In the attempts to understand human disease and develop therapies, the medical and associated fields have frequently relied upon analogies to observations in animals. While there are a number of similarities between non-primates and primates, there are also a large number of differences. Many of the naturally-produced agents, such as cytokines, hormones, surface membrane proteins, blood proteins, and the like, differ significantly in their composition. Most importantly, for the transduction of signals, cellular interactions, regeneration and differentiation, the molecules involved frequently have a narrow range of host specificity. Where autocrine or paracrine mechanisms are not involved, xenogeneic tissue introduced into a non-primate host must totally rely upon the host for the source of ligands not produced by the xenogeneic tissue or other xenogeneic tissue must be supplied which makes such ligands available. Furthermore, xenogeneic tissue is subject to rejection by an immunocompetent host, so that means must be provided to protect the xenogeneic tissue from degeneration as a result of immune rejection. There are no viable hosts which have no protective mechanisms against foreign entities.
There has been substantial interest in using immunosuppressive agents or immunocompromised hosts to extend the period in which xenogeneic explants may be maintained as viable functional tissue. Frequently, in order to be useful to study the effect of the agents on the xenogeneic tissue, the tissue must retain most if not substantially all of its natural characteristics. However, since the xenogeneic tissue, at best, is only a very small amount of tissue compared to the entire host, it can be subject to many modifications which may change its characteristics, so as to substantially reduce its predictive capability as to the response of the xenogeneic host.
Where the xenogeneic tissue has mobile cells, such as host organs of peripheral blood lymphocytes, such as lymph nodes, thymus, spleen, pancreas, tonsils and the like, these cells may be rapidly displaced by the xenogeneic host cells. Furthermore, vascularization and lymphatic connection can result in the xenogeneic tissue being invaded by host endothelial cells which provide the vessels. Other host cells may also invade the tissue, so as to change the characteristics of the tissue.
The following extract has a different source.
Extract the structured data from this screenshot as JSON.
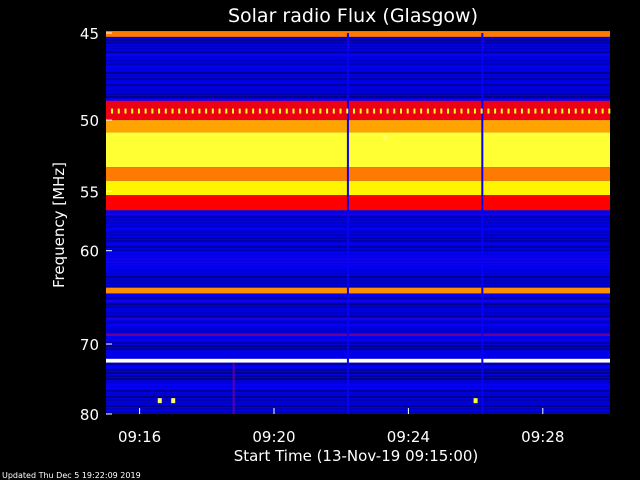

It is therefore not sufficient that the tissue remain viable or even grow, it is necessary that the tissue retain a substantial degree of similarity to the native tissue, so as to provide responses which are predictive of the responses of the native tissue in the source host for the xenogeneic tissue.
Humans as a host are particularly unique, in the many restrictions which apply to humans and the manner in which they may be studied. Normally, one cannot induce a disease in a human to study the etiology of the disease. Nor can one treat a human with an agent, without first having gone through extensive tests with other mammals, to determine efficacy and pharmacological properties. With many diseases, there are many infectious agents which are tropic for human tissue. In other pathologic conditions, human tissue may respond quite differently from other hosts, due to the nature of its surface membrane proteins, particularly as to metabolic pathways, pharmacology, and the like.
It is therefore of substantial interest that mammalian hosts, particularly small mammalian hosts, be developed, which allow for the study of the response of human tissue to a variety of agents, particularly pathogenic agents and therapeutic agents used to treat the infection or diseased state.